Sisi pendalilan tentang hal itu adalah bahwa para malaikat melaknat istri tersebut, sedangkan malaikat tidak akan melaknat seseorang kecuali atas perintah Allah. Selain itu, laknat hanya diberikan sebagai hukuman karena meninggalkan suatu kewajiban atau melakukan (menerjang) sesuatu yang diharamkan (dilarang).
Adanya ancaman dan peringatan keras terhadap seorang wanita (istri) yang tidak memenuhi keinginan suaminya itu karena penolakan tersebut dapat menimbulkan mafsadah dan bahaya besar bagi suami, di antaranya adalah bisa membuat suami terjerumus ke dalam perbuatan haram (zina atau selingkuh dengan wanita lain), belum lagi bahaya (penyakit) fisik, serta bergejolaknya kondisi psikologis yang timbul sebagai akibat dari kemarahan sang suami.

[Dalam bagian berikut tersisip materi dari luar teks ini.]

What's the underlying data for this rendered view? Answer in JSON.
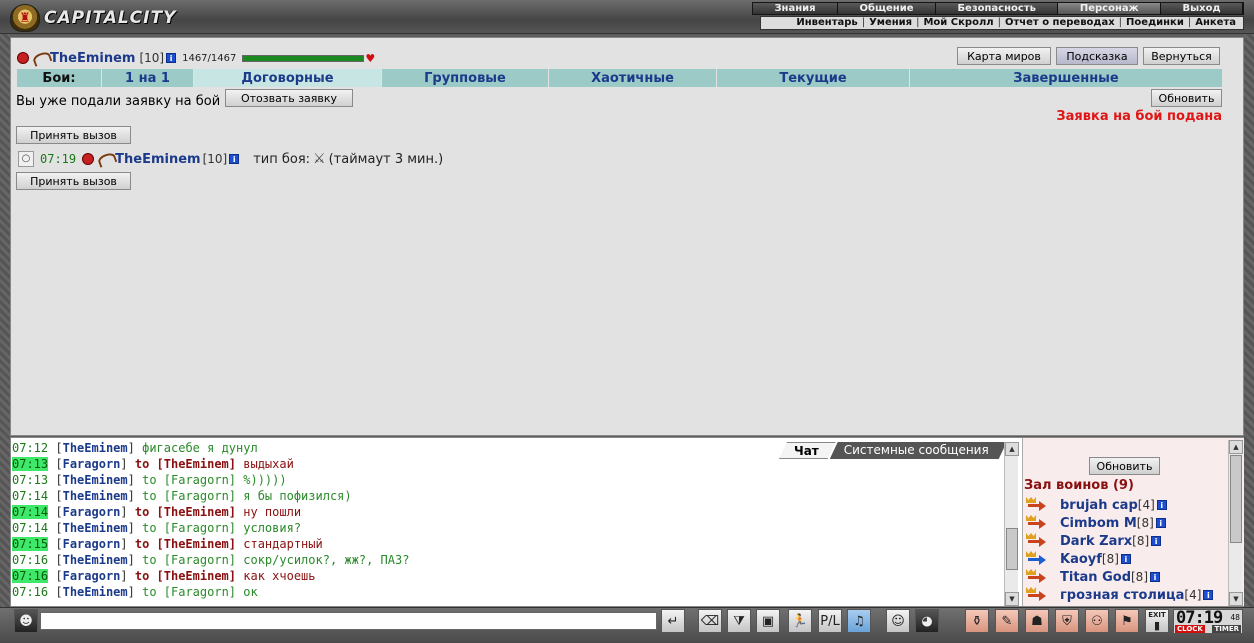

Namun, para ulama menyebutkan syarat, yaitu jika suami telah menunaikan hak istri dalam hal nafkah, pakaian, dan tempat tinggal. Jika suami tidak memenuhi hak-hak istri atau berbuat zalim dan melampaui batas terhadap istri, maka istri tidak wajib mendengarkan atau menaati suaminya.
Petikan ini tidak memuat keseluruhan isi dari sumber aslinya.